Gigantic fires are devastating the Los Angeles region in the United States. Twenty-four dead, 130,000 people evacuated, more than 9,000 buildings and houses destroyed by devouring fires, carried by extremely powerful winds, and a fire site larger than the total area of Paris: this is the worst disaster natural history of the city.
Many Los Angeles residents have everything lost. We can read in The Mondethe testimony of neighbors who saw their entire neighborhood burn; of a retired couple who fled with their only possession. French expatriates in the City of Angels also testify, for example on BFMTV: they too saw their house go up in flames.
Stars are among the ultra-rich whose lifestyle largely causes the depletion of natural resources.
But it is not on these people that part of the French media coverage of the disaster focuses. It is, of course, about the glitz of Hollywood and the repercussions of the fire on French stars. « Patrick Bruel announces that his house has ‘gone up in smoke’” (BFMTV); “’I am devastated’: Laeticia Hallyday’s villa destroyed by flames in Los Angeles” (The Parisian) ; “‘Heartbroken’, Paris Hilton saw ‘her house burning live on television’” (TF1) ; “’We lost everything’: Laeticia Hallyday mourns the destruction of her house in the Los Angeles fire” (BFMTV, again); “Tom Hanks, Anthony Hopkins, Ben Affleck… these Hollywood stars evacuated or whose house burned down due to fires” (The Parisianencore).
Misleading
So, yes: if even Hollywood stars are affected by the climate catastrophe – because these extraordinary fires are above all caused by the climate crisis: it is the extreme drought which triggered them – perhaps they will finally put their global influence in the fight against global warming.
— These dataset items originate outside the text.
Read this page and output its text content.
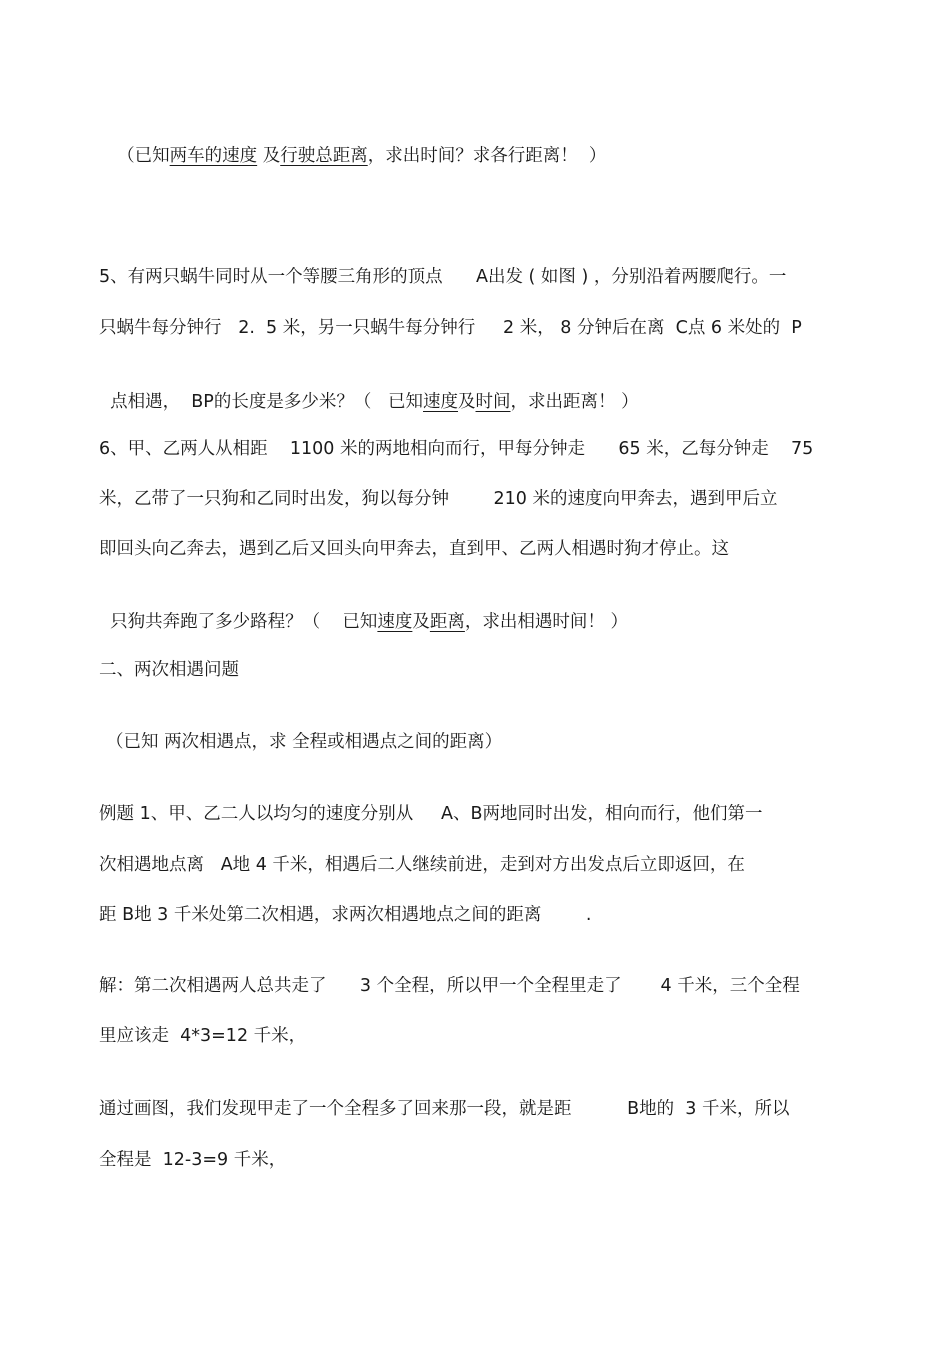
（已知两车的速度 及行驶总距离，求出时间？求各行距离！  ）

5、有两只蜗牛同时从一个等腰三角形的顶点      A出发 ( 如图 ) ，分别沿着两腰爬行。一
只蜗牛每分钟行   2.  5 米，另一只蜗牛每分钟行     2 米， 8 分钟后在离  C点 6 米处的  P

点相遇，  BP的长度是多少米？（   已知速度及时间，求出距离！ ）

6、甲、乙两人从相距    1100 米的两地相向而行，甲每分钟走      65 米，乙每分钟走    75
米，乙带了一只狗和乙同时出发，狗以每分钟        210 米的速度向甲奔去，遇到甲后立
即回头向乙奔去，遇到乙后又回头向甲奔去，直到甲、乙两人相遇时狗才停止。这

只狗共奔跑了多少路程？（    已知速度及距离，求出相遇时间！ ）

二、两次相遇问题
（已知 两次相遇点，求 全程或相遇点之间的距离）
例题 1、甲、乙二人以均匀的速度分别从     A、B两地同时出发，相向而行，他们第一
次相遇地点离   A地 4 千米，相遇后二人继续前进，走到对方出发点后立即返回，在
距 B地 3 千米处第二次相遇，求两次相遇地点之间的距离        .
解：第二次相遇两人总共走了      3 个全程，所以甲一个全程里走了       4 千米，三个全程
里应该走  4*3=12 千米，
通过画图，我们发现甲走了一个全程多了回来那一段，就是距          B地的  3 千米，所以
全程是  12-3=9 千米，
Or maybe not: they are, after all, part of the ultra-rich whose lifestyle largely causes the depletion of natural resources and the excessive production of CO2.
But, in all cases, putting them forward as the major victims of this catastrophe is misleading: Laeticia Hallyday did not really “lost everything”. Patrick Bruel saw his “other refuge”which means it’s not his main “refuge”. Paris Hilton is not the only one to have “heartbroken”but everything media space that she occupies will not be dedicated to the thousands of strangers who are not lucky enough to have been born heirs and for whom the loss is much more colossal.
Easier to be moved by the concerns of Patrick Bruel and Laeticia Hallyday (…) than with those of our fellow Mahorese citizens.
Especially since a few months ago, insurance companies changed the contracts of thousands of residents in the Los Angeles area – including many people in Pacific Palisades, the neighborhood that was almost entirely destroyed by flames – for reasons of risk… of fire. These people have lost everything and won’t even touch insurance for which they have contributed for years. And they don’t have the fortune of stars to rebuild their lives elsewhere.
Double treatment
This avalanche of testimonies from residents desperate to have lost their roof, we did not observe it as much in the media when Mayotte was recovering as best it could from Cyclone Chido. However, the disaster was just as destructive, and the population in a much more precarious situation. But we don’t see Mayotte on our cinema screens: it’s easier to be moved by the concerns of Patrick Bruel and Laeticia Hallyday, or “French expatriates” than with those of our fellow Mahorese citizens, apparently.
On the same subject: In Mayotte, “in the morning, I open my eyes and I cry”
This is the famous « double media treatment » Western, the one that stood out at the start of the war in Ukraine in 2022 in the words of a BFM journalist: “We are not talking about Syrians fleeing the regime’s bombings […]. We’re talking about Europeans leaving in their cars that look like our cars, and just trying to save their lives. » Sprinkle these “Europeans who are like us” with some Hollywood glitter, and you get French coverage of the Los Angeles fires.